De Vega annuloplasty versus ring annuloplasty for repair of functional tricuspid regurgitation

Authors

  • Khaled Alnawaiseh Department of Cardiac Surgery, Queen Alia Heart Institute, Jordanian Royal Medical Services, Jordan
  • Bashar Albkhoor Department of Cardiac Surgery, Queen Alia Heart Institute, Jordanian Royal Medical Services, Jordan
  • Yanal Alnaser Department of Cardiac Surgery, Queen Alia Heart Institute, Jordanian Royal Medical Services, Jordan
  • Hayel Aladwan Department of Cardiac Anaesthesia, Queen Alia Heart Institute, Jordanian Royal Medical Services, Jordan
  • Issa Ghanma Department of Cardiology, Queen Alia Heart Institute, Jordanian Royal Medical Services, Jordan

DOI:

https://doi.org/10.18203/2320-6012.ijrms20180279

Keywords:

Cardiac surgery, De Vega, incompetence, repair, ring, tricuspid valve, outcome

Abstract

Background: Tricuspid insufficiency (TI) is a functional insufficiency in most of the cases and associated with the dilatation of the annulus and remolding. Pulmonary hypertension and right ventricular volume overload due to chronic aortic or / and mitral valve disease in most of the time causes the functional tricuspid insufficiency. Despite the different techniques used to repair the tricuspid valve, the recurrent TR is still occurring in 20- 30 % of the patients and the development of late TR is an important complication of left heart surgery. Our study aims to compare the long-term outcome of ring annuloplasty with De Vega annnuloplasty in patients with secondary tricuspid regurgitation (TR).

Methods: A retrospective study of 320 patients who underwent tricuspid valve repair surgery for secondary tricuspid regurgitation from January 2002 to December 2010 at Queen Alia Heart Institute (QAHI). Patients were divided into two groups, in group (1) (n=180) patients had an annuloplasty ring. Group (2) (n=140) patients had De Vega procedure (no ring). The procedures were performed in association with mitral valve surgery in 78% of patients, aortic valve surgery in 15% and combined aortic and mitral valve surgery in 7% of patients. TR grade, NYHA functional class and Pulmonary artery pressure were nearly similar and no significant preoperative difference between the two groups.
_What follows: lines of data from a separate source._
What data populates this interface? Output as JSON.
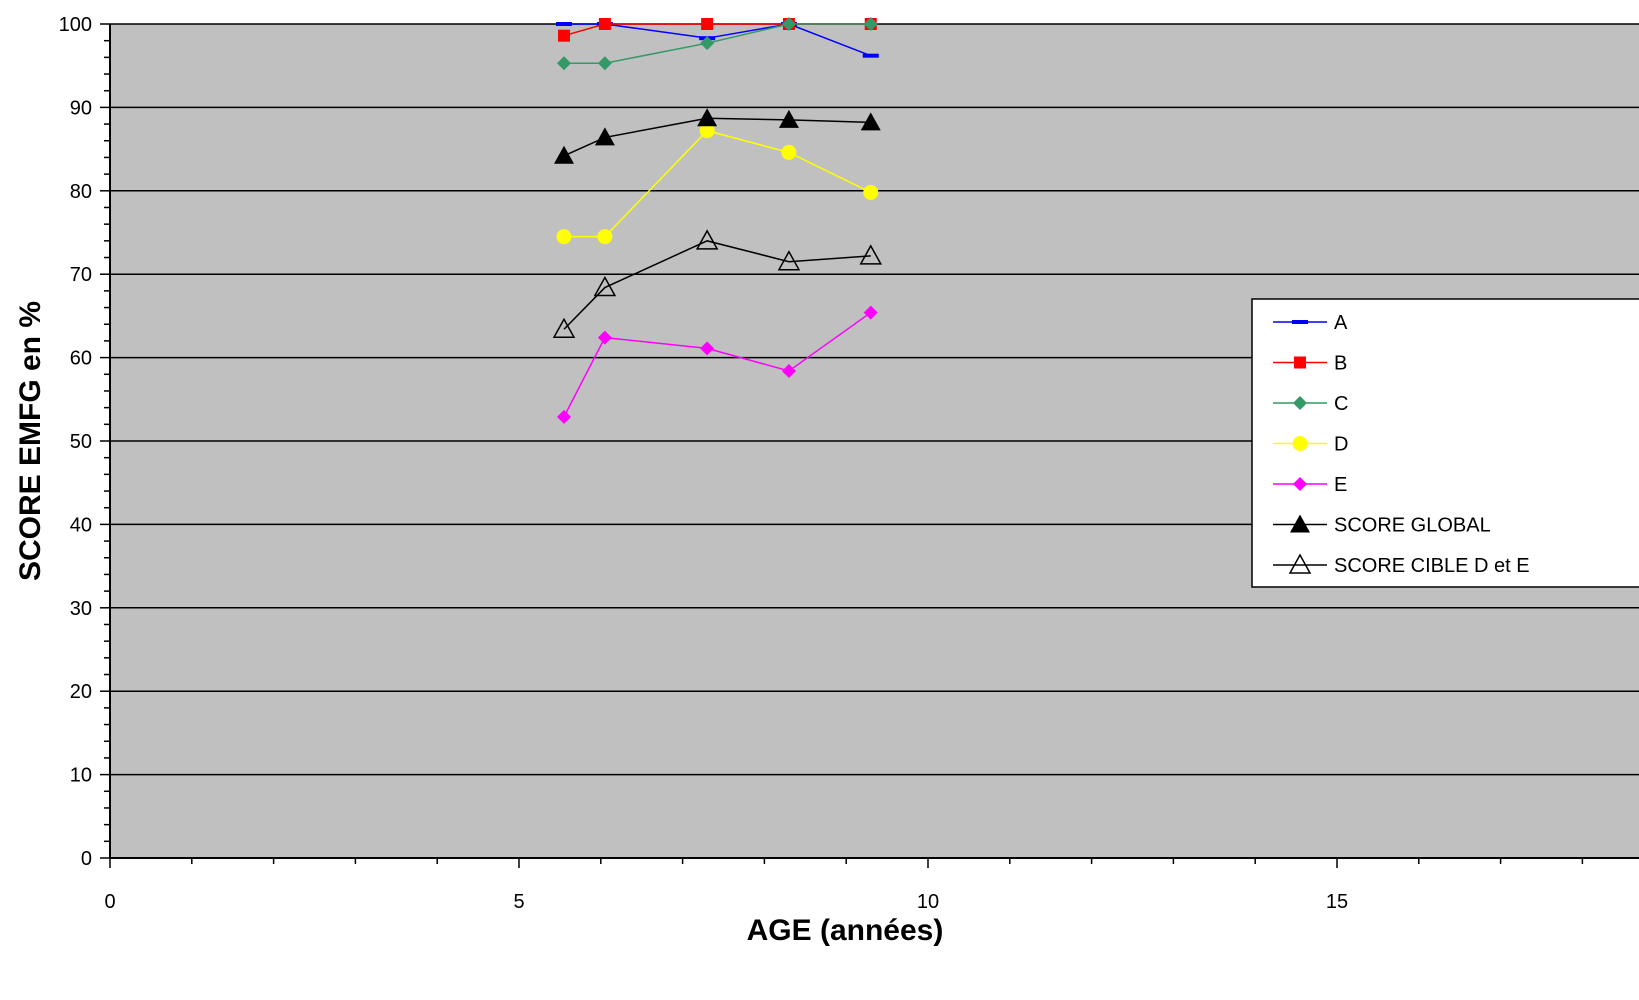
{
  "chart_data": {
    "type": "scatter",
    "title": "",
    "xlabel": "AGE (années)",
    "ylabel": "SCORE EMFG en %",
    "xlim": [
      0,
      18
    ],
    "ylim": [
      0,
      100
    ],
    "x_ticks": [
      0,
      5,
      10,
      15
    ],
    "y_ticks": [
      0,
      10,
      20,
      30,
      40,
      50,
      60,
      70,
      80,
      90,
      100
    ],
    "grid": "horizontal",
    "background": "#c0c0c0",
    "legend_position": "right",
    "series": [
      {
        "name": "A",
        "color": "#0000ff",
        "marker": "dash",
        "x": [
          5.55,
          6.05,
          7.3,
          8.3,
          9.3
        ],
        "y": [
          100,
          100,
          98.3,
          100,
          96.2
        ]
      },
      {
        "name": "B",
        "color": "#ff0000",
        "marker": "square",
        "x": [
          5.55,
          6.05,
          7.3,
          8.3,
          9.3
        ],
        "y": [
          98.6,
          100,
          100,
          100,
          100
        ]
      },
      {
        "name": "C",
        "color": "#339966",
        "marker": "diamond",
        "x": [
          5.55,
          6.05,
          7.3,
          8.3,
          9.3
        ],
        "y": [
          95.3,
          95.3,
          97.7,
          100,
          100
        ]
      },
      {
        "name": "D",
        "color": "#ffff00",
        "marker": "circle",
        "x": [
          5.55,
          6.05,
          7.3,
          8.3,
          9.3
        ],
        "y": [
          74.5,
          74.5,
          87.2,
          84.6,
          79.8
        ]
      },
      {
        "name": "E",
        "color": "#ff00ff",
        "marker": "diamond",
        "x": [
          5.55,
          6.05,
          7.3,
          8.3,
          9.3
        ],
        "y": [
          52.9,
          62.4,
          61.1,
          58.4,
          65.4
        ]
      },
      {
        "name": "SCORE GLOBAL",
        "color": "#000000",
        "marker": "triangle-filled",
        "x": [
          5.55,
          6.05,
          7.3,
          8.3,
          9.3
        ],
        "y": [
          84.2,
          86.4,
          88.7,
          88.5,
          88.2
        ]
      },
      {
        "name": "SCORE CIBLE D et E",
        "color": "#000000",
        "marker": "triangle-open",
        "x": [
          5.55,
          6.05,
          7.3,
          8.3,
          9.3
        ],
        "y": [
          63.4,
          68.4,
          74.0,
          71.5,
          72.2
        ]
      }
    ]
  }
}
Results: Echocardiographic and clinical follow up were done for all patients. The duration of procedure for both De Vega and ring annuloplasty were nearly similar. The overall survival in ring group at 5year was 83.9% versus 77.9% in De Vega group. Freedom from residual and recurrent TR, event free survival and long-term survival were significantly better in the ring group and also the tricuspid valve reoperation were less in the ring group.

Conclusions: The implantation of annuloplasty ring results in lower incidence of residual or recurrent of tricuspid regurgitation, improved the event-free survival and long-term survival when compared with the sewing techniques such as De Vega.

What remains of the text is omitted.